I was incredibly impressed. I wish I could have met him.
I told her I was grateful to them because I found a book called Embracing Our Selves on the bookshelf that I was really very interested in and actually took notes on while I could. I’ve been interested in personality development, relationships, trauma recovery and the process of increasing conscious awareness for quite some time and this book, with its roots in Jungian psychology, came at a very good time in my life.
After a few more moments of conversation, she asked me if I wanted some juice and I said yes, and then I sat at my table and began to take in the surroundings.
I was treated to a very thoughtfully prepared breakfast. There were glass cups of fresh fruit, turkey/cranberry crostini, berry and granola yogurt cups, freshly made chocolate chip mini muffins. That wasn’t even the main course.

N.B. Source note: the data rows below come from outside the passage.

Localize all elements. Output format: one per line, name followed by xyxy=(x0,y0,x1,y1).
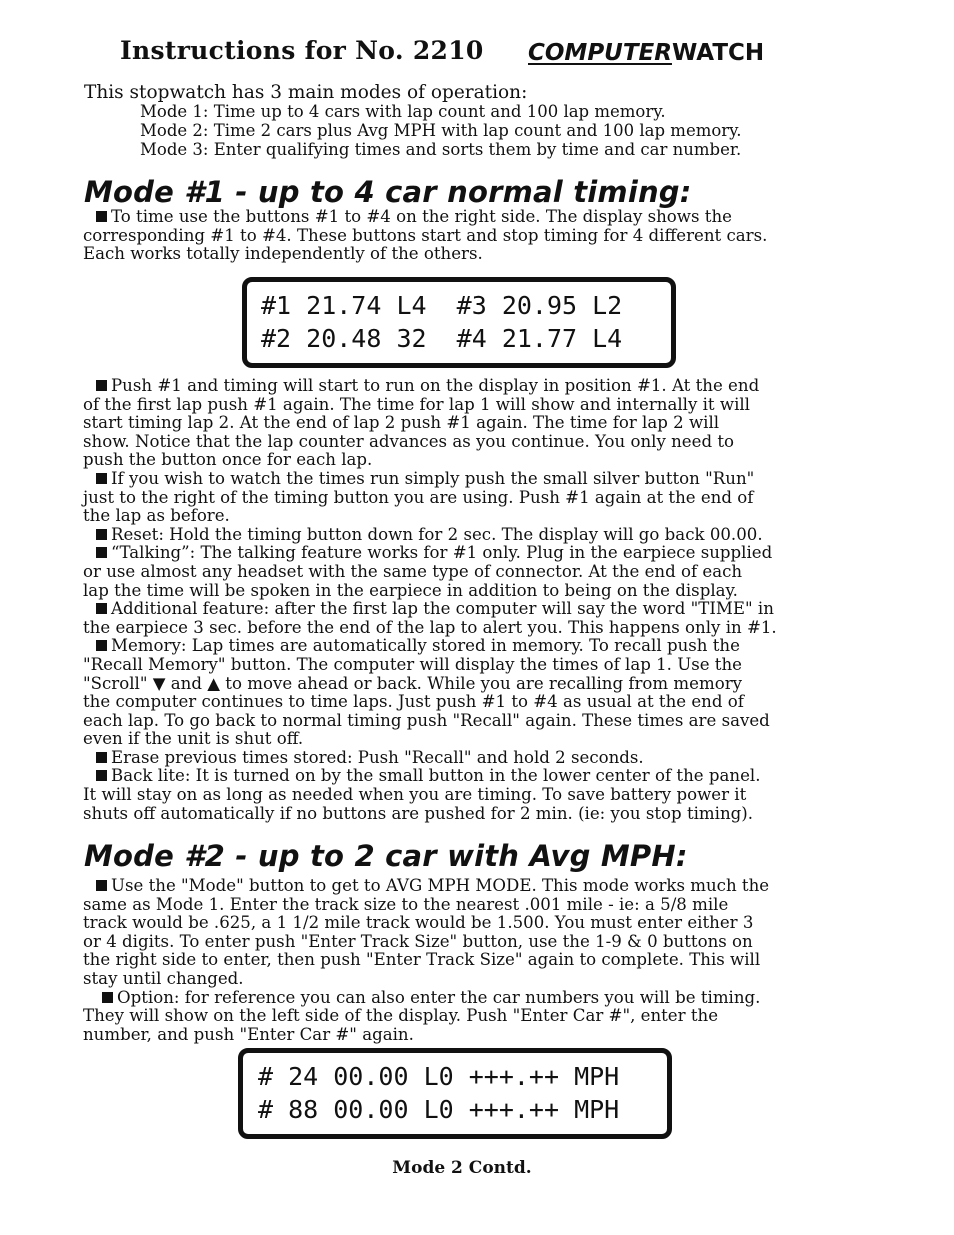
text-line: the right side to enter, then push "Enter Track Size" again to complete. This will xyxy=(83,950,761,970)
mode2-instructions xyxy=(83,877,853,1044)
mode2-heading: Mode #2 - up to 2 car with Avg MPH: xyxy=(84,839,688,873)
intro-text: This stopwatch has 3 main modes of operation: xyxy=(84,82,528,103)
text-line: If you wish to watch the times run simply push the small silver button "Run" xyxy=(111,468,755,488)
lcd-display-mode2 xyxy=(238,1048,672,1139)
text-line: stay until changed. xyxy=(83,968,244,988)
mode-list-item: Mode 1: Time up to 4 cars with lap count and 100 lap memory. xyxy=(140,102,666,121)
text-line: Memory: Lap times are automatically stored in memory. To recall push the xyxy=(111,636,740,656)
text-line: number, and push "Enter Car #" again. xyxy=(83,1024,414,1044)
bullet-square-icon xyxy=(96,770,107,781)
mode-list-item: Mode 3: Enter qualifying times and sorts them by time and car number. xyxy=(140,140,742,160)
text-line: Each works totally independently of the others. xyxy=(83,244,483,264)
text-line: start timing lap 2. At the end of lap 2 push #1 again. The time for lap 2 will xyxy=(83,413,720,433)
bullet-square-icon xyxy=(96,473,107,484)
text-line: They will show on the left side of the display. Push "Enter Car #", enter the xyxy=(83,1006,719,1026)
text-line: "Recall Memory" button. The computer will display the times of lap 1. Use the xyxy=(83,654,742,674)
text-line: lap the time will be spoken in the earpiece in addition to being on the display. xyxy=(83,580,738,600)
text-line: Additional feature: after the first lap the computer will say the word "TIME" in xyxy=(111,599,774,619)
text-line: Reset: Hold the timing button down for 2 sec. The display will go back 00.00. xyxy=(111,524,763,544)
lcd-line: #1 21.74 L4 #3 20.95 L2 xyxy=(261,291,623,320)
mode-list xyxy=(140,102,742,160)
text-line: each lap. To go back to normal timing push "Recall" again. These times are saved xyxy=(83,710,770,730)
lcd-display-mode1 xyxy=(242,277,676,368)
text-line: corresponding #1 to #4. These buttons start and stop timing for 4 different cars. xyxy=(83,225,768,245)
mode-list-item: Mode 2: Time 2 cars plus Avg MPH with lap count and 100 lap memory. xyxy=(140,121,742,141)
bullet-square-icon xyxy=(96,380,107,391)
bullet-square-icon xyxy=(96,211,107,222)
text-line: “Talking”: The talking feature works for #1 only. Plug in the earpiece supplied xyxy=(111,543,773,563)
text-line: just to the right of the timing button you are using. Push #1 again at the end of xyxy=(83,487,754,507)
logo-part-watch: WATCH xyxy=(671,40,765,66)
text-line: same as Mode 1. Enter the track size to the nearest .001 mile - ie: a 5/8 mile xyxy=(83,894,729,914)
text-line: shuts off automatically if no buttons are pushed for 2 min. (ie: you stop timing). xyxy=(83,803,754,823)
text-line: push the button once for each lap. xyxy=(83,450,373,470)
lcd-line: # 88 00.00 L0 +++.++ MPH xyxy=(258,1095,620,1124)
logo-part-computer: COMPUTER xyxy=(528,40,672,66)
text-line: It will stay on as long as needed when you are timing. To save battery power it xyxy=(83,785,747,805)
computerwatch-logo xyxy=(528,40,764,66)
bullet-square-icon xyxy=(96,880,107,891)
text-line: Push #1 and timing will start to run on the display in position #1. At the end xyxy=(111,376,760,395)
text-line: "Scroll" ▼ and ▲ to move ahead or back. While you are recalling from memory xyxy=(83,673,743,693)
bullet-square-icon xyxy=(96,640,107,651)
mode1-instructions xyxy=(83,377,853,823)
text-line: even if the unit is shut off. xyxy=(83,729,304,749)
text-line: of the first lap push #1 again. The time for lap 1 will show and internally it will xyxy=(83,394,750,414)
text-line: the computer continues to time laps. Just push #1 to #4 as usual at the end of xyxy=(83,692,744,712)
text-line: the lap as before. xyxy=(83,506,230,526)
bullet-square-icon xyxy=(96,752,107,763)
mode1-intro-paragraph xyxy=(83,208,853,264)
text-line: To time use the buttons #1 to #4 on the right side. The display shows the xyxy=(111,207,732,226)
text-line: Use the "Mode" button to get to AVG MPH MODE. This mode works much the xyxy=(111,876,770,895)
page-title: Instructions for No. 2210 xyxy=(120,36,484,65)
bullet-square-icon xyxy=(96,603,107,614)
text-line: or 4 digits. To enter push "Enter Track Size" button, use the 1-9 & 0 buttons on xyxy=(83,931,753,951)
continued-note: Mode 2 Contd. xyxy=(392,1158,532,1178)
text-line: show. Notice that the lap counter advances as you continue. You only need to xyxy=(83,431,734,451)
bullet-square-icon xyxy=(96,547,107,558)
mode1-heading: Mode #1 - up to 4 car normal timing: xyxy=(84,175,692,209)
text-line: the earpiece 3 sec. before the end of the lap to alert you. This happens only in #1. xyxy=(83,617,777,637)
lcd-line: #2 20.48 32 #4 21.77 L4 xyxy=(261,324,623,353)
bullet-square-icon xyxy=(96,529,107,540)
text-line: Erase previous times stored: Push "Recall" and hold 2 seconds. xyxy=(111,747,644,767)
lcd-line: # 24 00.00 L0 +++.++ MPH xyxy=(258,1062,620,1091)
text-line: Option: for reference you can also enter the car numbers you will be timing. xyxy=(117,987,761,1007)
text-line: Back lite: It is turned on by the small button in the lower center of the panel. xyxy=(111,766,761,786)
bullet-square-icon xyxy=(102,992,113,1003)
text-line: track would be .625, a 1 1/2 mile track would be 1.500. You must enter either 3 xyxy=(83,913,754,933)
text-line: or use almost any headset with the same type of connector. At the end of each xyxy=(83,561,743,581)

I started eating and other guests arrived. There were 9 of us. The others came in pairs – two sets of young lovers and one older married couple. I was the only one alone, but I was happy.
Soon, Leeza brought out the main course – apple stuffed waffles. It was heavenly. I must admit, I got a little weepy. I felt so nurtured at that moment. I kept staring upwards to prevent myself from breaking down a little. After all, it would be quite silly to cry over something so tasty, right?
After this nourishing breakfast, I went back upstairs to finish packing. Since I didn’t have much to pack, and checkout wasn’t for another hour, I went back on that couch in the upstairs sitting room, refilled my coffee from the pot and wrote some more. I paused a moment to look out the window and saw a father throwing a football in the parking lot next to his teenaged son. I thought that was so cool.
This little solo retreat of mine was long over-due and its significance has not escaped me.
It’s as if I was meant to find this place, with these features, with this kind woman who selected the meal so thoughtfully with that husband who kept those kinds of books in that beautiful library at that point in my life.
I felt this was a gift from the Universe, telling me, “Honey, it’s okay once in a while to nurture your Self, because you can’t expect anyone else to”.
And I think it’s true. You can only give nurturing to others if you have given yourself some.